14. In the instant case landlord has asserted that house in dispute which contains two rooms, varandah and other amenities can be let out for Rs 1500/ – to Rs. 2000/- per month. Tenant has asserted that it can not be let out for more than Rs. 500 – per month. Taking an average of these two figures, reasonable rent appears to be Rs. 800/- per month.

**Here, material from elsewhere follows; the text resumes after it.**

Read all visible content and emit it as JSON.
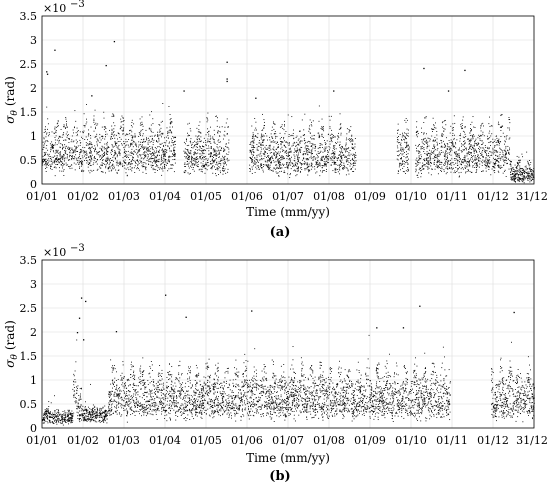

15. Accordingly, it is directed that with effect from 1.1.1989 till 31.12.1995, tenant petitioner shall pay the rent at the rate of Rs. 400/- per month. With effect from 1 1.1996 till 31 12.2005, he shall pay rent at the rate of Rs 600/-per month. With effect from 1.1.2006 onward, rent shall be paid at the rate of Rs 800/- per month. Entire arrears of rent at the above rates due till 31.12.2005 alter adjusting the rent already paid on the old rate shall be cleared in 18 (eighteen) equal monthly installments starting from 1.1.2006 If by June 2007, entire arrears of rent as aforesaid are not cleared then this writ petition shall be treated to have been dismissed and tenant petitioner shall be evicted in proceedings under Section 23 of the Act after June 2007. This order is being passed in the light of the judgment of the aforesaid authority of Supreme Court of A.K. Bhatt. In the said authority also, it was directed in the last but one sentence that if tenant committed default he should be liable to ejectment.